As I am currently in Spring Break limbo (post-classes, pre-travel, with campus looking like the set from Children of the Corn [I yelled "Outlander!" in the library today, and nobody noticed]), I find myself watching really horrible movies...and loving it. Here are some truly rotten films that I can't stop watching.
I was only able to catch part of this movie, but WHO KNEW Linda Cardellini is in it! Granted, this movie is not nearly on par with Freaks and Geeks and would probably be much more amusing if I spent the majority of my time getting high, but I can't resist a good robot voice.

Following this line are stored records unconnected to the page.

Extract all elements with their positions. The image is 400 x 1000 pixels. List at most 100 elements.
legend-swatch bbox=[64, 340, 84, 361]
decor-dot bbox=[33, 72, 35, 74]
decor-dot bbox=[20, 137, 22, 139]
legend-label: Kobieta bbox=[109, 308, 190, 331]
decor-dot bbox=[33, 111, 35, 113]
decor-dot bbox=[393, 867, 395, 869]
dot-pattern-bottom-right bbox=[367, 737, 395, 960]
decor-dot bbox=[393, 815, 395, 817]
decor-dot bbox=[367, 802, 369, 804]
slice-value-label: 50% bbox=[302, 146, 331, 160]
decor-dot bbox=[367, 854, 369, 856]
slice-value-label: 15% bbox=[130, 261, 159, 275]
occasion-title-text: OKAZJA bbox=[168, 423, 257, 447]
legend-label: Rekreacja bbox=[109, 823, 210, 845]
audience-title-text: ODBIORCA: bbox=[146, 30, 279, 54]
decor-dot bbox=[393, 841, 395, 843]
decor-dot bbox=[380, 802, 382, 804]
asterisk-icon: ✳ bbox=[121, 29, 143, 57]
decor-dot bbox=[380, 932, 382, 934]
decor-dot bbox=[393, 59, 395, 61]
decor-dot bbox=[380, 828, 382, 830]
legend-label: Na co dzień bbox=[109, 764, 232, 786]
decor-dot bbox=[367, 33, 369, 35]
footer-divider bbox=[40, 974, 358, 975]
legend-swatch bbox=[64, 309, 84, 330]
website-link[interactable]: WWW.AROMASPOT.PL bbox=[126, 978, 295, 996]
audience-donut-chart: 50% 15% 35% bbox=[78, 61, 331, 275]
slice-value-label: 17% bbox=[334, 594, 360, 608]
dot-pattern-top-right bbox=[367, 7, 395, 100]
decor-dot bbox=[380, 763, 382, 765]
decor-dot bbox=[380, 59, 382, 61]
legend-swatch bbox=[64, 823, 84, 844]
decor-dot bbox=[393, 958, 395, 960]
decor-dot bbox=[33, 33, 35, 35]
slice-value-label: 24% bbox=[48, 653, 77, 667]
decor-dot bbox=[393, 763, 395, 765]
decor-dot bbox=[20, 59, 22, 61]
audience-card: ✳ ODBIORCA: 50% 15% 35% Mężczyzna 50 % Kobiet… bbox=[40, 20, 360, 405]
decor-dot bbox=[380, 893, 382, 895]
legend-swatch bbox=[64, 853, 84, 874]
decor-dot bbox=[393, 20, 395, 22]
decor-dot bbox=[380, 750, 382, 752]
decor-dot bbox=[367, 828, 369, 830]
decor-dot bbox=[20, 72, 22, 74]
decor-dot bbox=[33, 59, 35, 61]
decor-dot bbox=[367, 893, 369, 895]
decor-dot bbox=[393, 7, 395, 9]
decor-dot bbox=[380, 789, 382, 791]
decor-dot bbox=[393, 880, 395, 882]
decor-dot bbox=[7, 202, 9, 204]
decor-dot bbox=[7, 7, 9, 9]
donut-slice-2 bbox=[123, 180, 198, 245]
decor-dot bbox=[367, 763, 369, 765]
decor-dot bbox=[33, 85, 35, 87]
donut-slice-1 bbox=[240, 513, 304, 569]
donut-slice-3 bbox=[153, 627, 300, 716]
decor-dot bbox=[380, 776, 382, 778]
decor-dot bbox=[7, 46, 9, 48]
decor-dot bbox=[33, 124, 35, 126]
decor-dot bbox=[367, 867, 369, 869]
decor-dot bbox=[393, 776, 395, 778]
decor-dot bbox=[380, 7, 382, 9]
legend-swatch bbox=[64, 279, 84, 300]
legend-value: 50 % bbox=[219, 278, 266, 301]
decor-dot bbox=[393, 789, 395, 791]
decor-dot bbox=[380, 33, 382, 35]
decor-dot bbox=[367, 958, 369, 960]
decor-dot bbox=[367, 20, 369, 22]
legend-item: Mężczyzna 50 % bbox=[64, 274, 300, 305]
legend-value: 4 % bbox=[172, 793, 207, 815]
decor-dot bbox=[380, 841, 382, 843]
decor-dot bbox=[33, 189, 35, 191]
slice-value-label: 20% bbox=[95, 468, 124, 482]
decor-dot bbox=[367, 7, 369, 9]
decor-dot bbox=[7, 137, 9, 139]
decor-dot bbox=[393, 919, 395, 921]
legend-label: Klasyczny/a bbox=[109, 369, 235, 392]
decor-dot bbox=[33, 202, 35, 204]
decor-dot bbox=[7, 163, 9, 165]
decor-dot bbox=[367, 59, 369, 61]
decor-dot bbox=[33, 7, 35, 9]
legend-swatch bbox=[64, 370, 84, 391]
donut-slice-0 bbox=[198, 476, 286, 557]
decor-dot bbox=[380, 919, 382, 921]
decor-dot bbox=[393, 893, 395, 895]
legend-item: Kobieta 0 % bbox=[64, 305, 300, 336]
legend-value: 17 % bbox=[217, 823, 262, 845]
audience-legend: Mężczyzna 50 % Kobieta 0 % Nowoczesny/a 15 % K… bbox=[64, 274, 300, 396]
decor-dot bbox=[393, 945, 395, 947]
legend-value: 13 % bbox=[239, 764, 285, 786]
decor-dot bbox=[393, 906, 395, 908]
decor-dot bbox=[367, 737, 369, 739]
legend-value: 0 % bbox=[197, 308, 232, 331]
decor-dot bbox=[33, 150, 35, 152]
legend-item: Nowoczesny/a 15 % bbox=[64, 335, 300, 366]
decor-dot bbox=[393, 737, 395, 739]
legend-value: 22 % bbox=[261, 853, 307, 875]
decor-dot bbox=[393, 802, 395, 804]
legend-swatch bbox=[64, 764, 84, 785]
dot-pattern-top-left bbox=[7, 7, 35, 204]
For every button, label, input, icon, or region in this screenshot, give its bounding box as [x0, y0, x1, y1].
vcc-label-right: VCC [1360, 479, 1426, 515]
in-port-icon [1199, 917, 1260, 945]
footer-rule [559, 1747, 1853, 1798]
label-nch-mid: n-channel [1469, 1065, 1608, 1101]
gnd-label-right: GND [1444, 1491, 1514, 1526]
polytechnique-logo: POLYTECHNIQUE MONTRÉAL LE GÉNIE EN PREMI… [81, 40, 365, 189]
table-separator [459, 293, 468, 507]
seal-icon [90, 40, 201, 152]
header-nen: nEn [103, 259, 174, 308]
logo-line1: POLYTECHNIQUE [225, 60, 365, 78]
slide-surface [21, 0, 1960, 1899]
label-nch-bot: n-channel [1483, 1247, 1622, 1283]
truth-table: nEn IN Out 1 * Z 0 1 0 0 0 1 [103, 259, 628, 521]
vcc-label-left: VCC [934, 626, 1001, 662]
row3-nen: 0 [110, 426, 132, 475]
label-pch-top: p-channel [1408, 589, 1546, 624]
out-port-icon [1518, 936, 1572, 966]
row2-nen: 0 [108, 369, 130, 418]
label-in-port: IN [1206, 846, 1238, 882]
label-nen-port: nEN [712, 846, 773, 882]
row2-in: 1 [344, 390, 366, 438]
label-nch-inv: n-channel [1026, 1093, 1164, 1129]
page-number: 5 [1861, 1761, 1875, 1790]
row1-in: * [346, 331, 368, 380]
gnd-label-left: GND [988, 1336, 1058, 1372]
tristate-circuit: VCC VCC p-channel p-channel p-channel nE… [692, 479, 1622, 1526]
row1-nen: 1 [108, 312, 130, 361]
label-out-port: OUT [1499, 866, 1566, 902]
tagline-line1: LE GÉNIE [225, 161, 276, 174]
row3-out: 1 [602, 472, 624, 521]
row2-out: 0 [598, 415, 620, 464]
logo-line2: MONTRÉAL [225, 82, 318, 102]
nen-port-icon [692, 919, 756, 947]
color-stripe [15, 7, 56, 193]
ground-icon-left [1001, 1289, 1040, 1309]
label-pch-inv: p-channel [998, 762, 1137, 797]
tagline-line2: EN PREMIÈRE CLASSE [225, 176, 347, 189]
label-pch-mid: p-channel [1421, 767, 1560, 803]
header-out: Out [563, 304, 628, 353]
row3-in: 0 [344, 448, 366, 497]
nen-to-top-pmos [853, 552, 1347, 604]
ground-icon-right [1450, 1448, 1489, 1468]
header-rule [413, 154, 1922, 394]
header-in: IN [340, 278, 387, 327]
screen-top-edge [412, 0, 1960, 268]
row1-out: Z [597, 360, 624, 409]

Um, so maybe I always watch this when it's on, whatever. The cleverness of "Naomi is 'I moan' backwards" just gets me every time. I'm sure there are revolting scenes that would probably turn me off from this movie that are cut out for tv, but I can't pass it up. It's like Ferris Bueller goes to college, but it's less overquoted by everyone I know (I immediately detest every teacher who does the Ben Stein role call...and believe me, there have been quite a few). Plus, if you pay attention, you'll see Sophia Bush, AND this movie makes Tara Reid seem like a serious journalism student. So, it's magic.
The Hot Chick
I know. You're thinking- Rob Schneider, no way. But come on, even Amy Poehler was in Deuce Bigalow, and HELLO, the girl Rob switches bodies with...RACHEL McADAMS. And her mom is Jan from The Office. AND Matthew Lawrence is in it. That's like a recipe for success. Kindof. If none of this sways you, give it a shot simply for the scene in which Ashlee Simpson gets a drink spilled all over her.
Main character, BARTLEBY, gets rejected from everywhere he applies, so he starts his own fake college and has sex with Blake Lively. Now that I think about it, the title is actually somewhat misleading. Jonah Hill plays the responsible one, Lewis Black essentially plays himself, and Justin Long DOESN'T get his eyes ripped out by a giant flying cannibal monster. What more could you ask for???
So you probably won't watch any of these today or tomorrow. But come Thursday, after you've been stuck at home with your family for almost a week, and you've caught yourself up on LOST, and you've watched two Monk marathons, turn on Comedy Central before noon. You're gonna love it.